Betsy Hoover, an alum of former President Barack Obama's campaigns and co-founder of the Democratic tech accelerator Higher Ground Labs, said ActBlue has been a monopoly 'in a good way' for the party. 'There is a lot of efficiency achieved by all of us going through one platform.'
But, she added, 'as much as we don't like what the Trump administration is doing, it's foolish to be dependent on a singular platform with no alternative.'
Higher Ground Labs investments in the Democratic fundraising landscape include Oath, which focuses on connecting donors to campaigns where they can have the most impact on electoral outcomes, and GoodChange, launched in 2023 by two veteran political fundraisers.
GoodChange has signed up about 300 clients, ranging from campaigns to civic nonprofits, since its inception, according to its co-founder Becky Pittman. In recent months, GoodChange has signed deals with seven state parties.

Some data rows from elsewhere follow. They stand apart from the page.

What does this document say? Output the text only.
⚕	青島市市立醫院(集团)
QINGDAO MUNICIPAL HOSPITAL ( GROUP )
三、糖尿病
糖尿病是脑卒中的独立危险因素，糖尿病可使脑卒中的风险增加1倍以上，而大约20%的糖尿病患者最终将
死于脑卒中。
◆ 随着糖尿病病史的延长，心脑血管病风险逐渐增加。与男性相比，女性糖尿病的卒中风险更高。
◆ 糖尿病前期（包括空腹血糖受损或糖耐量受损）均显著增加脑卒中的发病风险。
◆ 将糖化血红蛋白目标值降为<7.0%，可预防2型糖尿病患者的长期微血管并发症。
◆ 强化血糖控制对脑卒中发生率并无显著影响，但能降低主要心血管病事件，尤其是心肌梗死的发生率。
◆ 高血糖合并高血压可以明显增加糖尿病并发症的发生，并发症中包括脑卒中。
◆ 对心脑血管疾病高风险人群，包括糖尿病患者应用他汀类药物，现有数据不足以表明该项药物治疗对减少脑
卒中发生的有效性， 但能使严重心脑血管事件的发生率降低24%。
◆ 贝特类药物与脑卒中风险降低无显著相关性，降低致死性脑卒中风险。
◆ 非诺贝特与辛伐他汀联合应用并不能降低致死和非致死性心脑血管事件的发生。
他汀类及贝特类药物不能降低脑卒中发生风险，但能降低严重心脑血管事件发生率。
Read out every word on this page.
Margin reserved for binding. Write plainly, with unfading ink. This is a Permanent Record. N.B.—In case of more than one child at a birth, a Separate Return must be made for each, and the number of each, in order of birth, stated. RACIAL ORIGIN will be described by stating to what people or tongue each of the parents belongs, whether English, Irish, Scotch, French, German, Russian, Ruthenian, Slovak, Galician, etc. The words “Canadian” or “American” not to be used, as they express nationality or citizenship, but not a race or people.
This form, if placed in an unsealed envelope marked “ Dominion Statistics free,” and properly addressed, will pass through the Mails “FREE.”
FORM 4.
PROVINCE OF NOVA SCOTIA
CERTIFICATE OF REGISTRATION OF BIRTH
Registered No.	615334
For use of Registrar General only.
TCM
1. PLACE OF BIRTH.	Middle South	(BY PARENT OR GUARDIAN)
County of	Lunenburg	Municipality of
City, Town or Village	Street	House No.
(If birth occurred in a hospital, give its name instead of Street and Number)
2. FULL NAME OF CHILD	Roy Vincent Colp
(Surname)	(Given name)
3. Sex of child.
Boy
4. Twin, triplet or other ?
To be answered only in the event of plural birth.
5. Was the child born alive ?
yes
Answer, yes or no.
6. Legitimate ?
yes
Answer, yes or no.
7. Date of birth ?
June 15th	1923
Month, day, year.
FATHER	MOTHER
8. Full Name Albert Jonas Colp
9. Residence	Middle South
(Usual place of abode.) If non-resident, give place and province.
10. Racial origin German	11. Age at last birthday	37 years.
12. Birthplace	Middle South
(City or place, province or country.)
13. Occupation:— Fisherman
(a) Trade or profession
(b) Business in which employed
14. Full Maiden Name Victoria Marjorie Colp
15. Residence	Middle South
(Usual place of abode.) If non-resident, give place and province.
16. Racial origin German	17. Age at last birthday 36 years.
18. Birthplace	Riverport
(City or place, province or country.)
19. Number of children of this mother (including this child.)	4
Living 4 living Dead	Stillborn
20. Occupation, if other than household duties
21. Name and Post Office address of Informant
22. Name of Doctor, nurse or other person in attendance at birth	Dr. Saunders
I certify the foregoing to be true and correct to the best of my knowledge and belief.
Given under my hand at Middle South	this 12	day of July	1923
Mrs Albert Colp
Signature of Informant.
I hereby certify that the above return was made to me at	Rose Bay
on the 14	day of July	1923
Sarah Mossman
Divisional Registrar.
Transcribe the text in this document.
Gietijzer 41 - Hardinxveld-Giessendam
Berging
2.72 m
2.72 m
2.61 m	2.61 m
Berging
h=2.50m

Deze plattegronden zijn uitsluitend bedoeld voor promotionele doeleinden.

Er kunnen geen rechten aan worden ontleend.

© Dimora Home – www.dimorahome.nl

Cheryl Biller, the North Dakota Democratic Party's executive director, said she decided to add GoodChange as a way to process contributions late last year because she was drawn to some of its innovations. GoodChange offers a feature that allows donors to direct extra change from their everyday purchases to the party's coffers.
But having another tool to process contributions grew all the more important once Trump signed the memorandum in April ordering the ActBlue investigation, she said.
'I am pleased that we were ahead of the curve,' Biller said. If ActBlue were to become endangered, 'for us to shift completely to GoodChange wouldn't be hard,' she added.
Oath, meanwhile, focuses on helping donors maximize the impact of the spending by guiding them to competitive contests and to candidates aligned with the contributors' top policy concerns.
But CEO and co-founder Brian Derrick said his team also has notified donors that 'if ActBlue, for any amount of time, is unable to process donations, we will step into the breach.'
'To be clear, we do not want that to happen. It's a deeply partisan and political attack,' he said of the Republican-led investigations. 'But we also recognize the potential ramifications of it happening nonetheless.'
The investigation on Capitol Hill has escalated in recent weeks with the chairmen of three House committees at the center of the probe issuing subpoenas that order a current ActBlue employee and a former executive with the platform to appear for depositions later this month.
The lawmakers are examining allegations that ActBlue has allowed illegal donations made in the name of another person, known as straw donations, as well as contributions from foreign sources.
ActBlue leaders, who initially cooperated with the congressional probe, have pushed back recently, arguing that lawmakers may be improperly using their powers to support the Justice Department probe ordered by Trump. Additionally, they argue that the probe amounts to a partisan attack, given that the GOP-aligned WinRed platform appears to have escaped similar scrutiny,
A CNN investigation last year found that WinRed had nearly seven times more complaints filed with the Federal Trade Commission than ActBlue.
To date, the Justice Department has not announced any actions against ActBlue. Trump's directive gave Attorney General Pam Bondi 180 days — or until late October — to report the results of the investigation to the White House.